Le projet de Constitution devra être prêt le 4 septembre 2015 pour que commence le débat public devant mener au vote du 15 novembre. Dès ce printemps, le gouvernement mettra à la disposition des citoyens une plateforme de vote électronique sécurisée qui servira à l’expression de l’opinion populaire pendant les deux campagnes référendaires.

Démocratie électronique et sondages

Des forums permettront l’émergence d’idées nouvelles, tandis que des sections de vote électronique permettront de prendre le pouls des citoyens beaucoup plus facilement et avec plus de fiabilité que par les sondages, qui depuis longtemps n’utilisent même plus d’échantillons «probabilistes». La clé d’accès à ce système sécurisé sera envoyée à chaque citoyen par le Directeur général des élections (DGE), en même temps que sa nouvelle carte d’identité nationale.
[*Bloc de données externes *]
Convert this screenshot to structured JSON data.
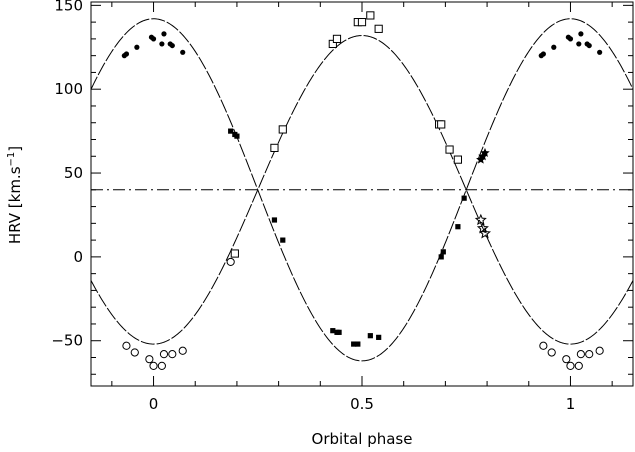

«Les sondages ne seront bien sûr pas interdits, assure le candidat péquiste Pierre-Karl Péladeau, dont les liens d’affaires avec la firme Léger sont bien connus, mais ils devront faire leurs preuves face à ce système beaucoup plus efficace. Chose certaine, les journalistes de Québecor, tels que je les connais, ne se contenteront de rien de moins que de la plus grande rigueur.»

Lors de cette brève entrevue en marge d’une allocution sur l’indépendance des médias communautaires à Trois-Pistoles, l’ex-magnat de la presse a évoqué l’idée qu’un réseau de télévision (il n’a pas précisé si ce serait TVA) crée un grand jeu télévisé ayant pour objet les meilleures idées pour le Québec indépendant, «peut-être en lien avec la Constituante», a-t-il laissé entendre.

Le tabou des Libéraux

S’il s’est dit «surpris que le PQ remette en question nos institutions politiques, issues d’une longue tradition démocratique», le chef libéral Philippe Couillard convient qu’une réforme du mode de scrutin est depuis longtemps dans le programme de son parti.

«Même s’il date du XIXe siècle, on ne voulait pas vraiment changer le système, parce que c’est ce même système qui nous permet de gagner les élections, et grâce à ses distorsions, nous allons encore reprendre le pouvoir cette fois-ci», a échappé la candidate libérale Christine St-Pierre, ajoutant que le PQ était du même avis jusqu’à nouvel ordre. «Je crois que c’est la panique qui les pousse à faire de telles promesses irréalistes», a-t-elle poliment suggéré.

Récupération électoraliste

Du côté de Québec Solidaire, on dénonce la récupération pure et simple. Le parti de Françoise David menace la réélection du PQ en attirant les voix de gauche dans plusieurs circonscriptions. «Ça fait des années que c’est dans notre programme, la Constituante, s’est exclamé le candidat Amir Khadir. Ce que je comprends, c’est que le PQ veut séduire nos électeurs à quelques jours de l’élection.»

Le Parti des sans-parti (auparavant connu sous le nom de Coalition pour la constituante), applaudit cette initiative, qui est au cœur de son propre programme. «Si le PQ est élu et concrétise cet engagement, nous pourrons enfin dissoudre notre parti, comme prévu», a indiqué le chef Frank Malenfant.

«Tirer au sort les délégués! ON n’y avait pas pensé, concède le chef d’Option nationale, Sol Zanetti. Ainsi, on évite une campagne partisane, des nominations corporatives, ou syndicales, et on fait l’indépendance. Ce plan est meilleur que notre programme!» M. Zanetti promet toutefois de surveiller de près le gouvernement péquiste, s’il est élu, pour que cet engagement se réalise.

Il n’a été possible de parler à aucun candidat de la Coalition Avenir Québec, dont plusieurs sont déjà partis dans le sud, et d’autres sont en arrêt de travail pour épuisement professionnel. «Ils se sont trop donnés!», a blagué la personne qui nous a répondu à la permanence nationale.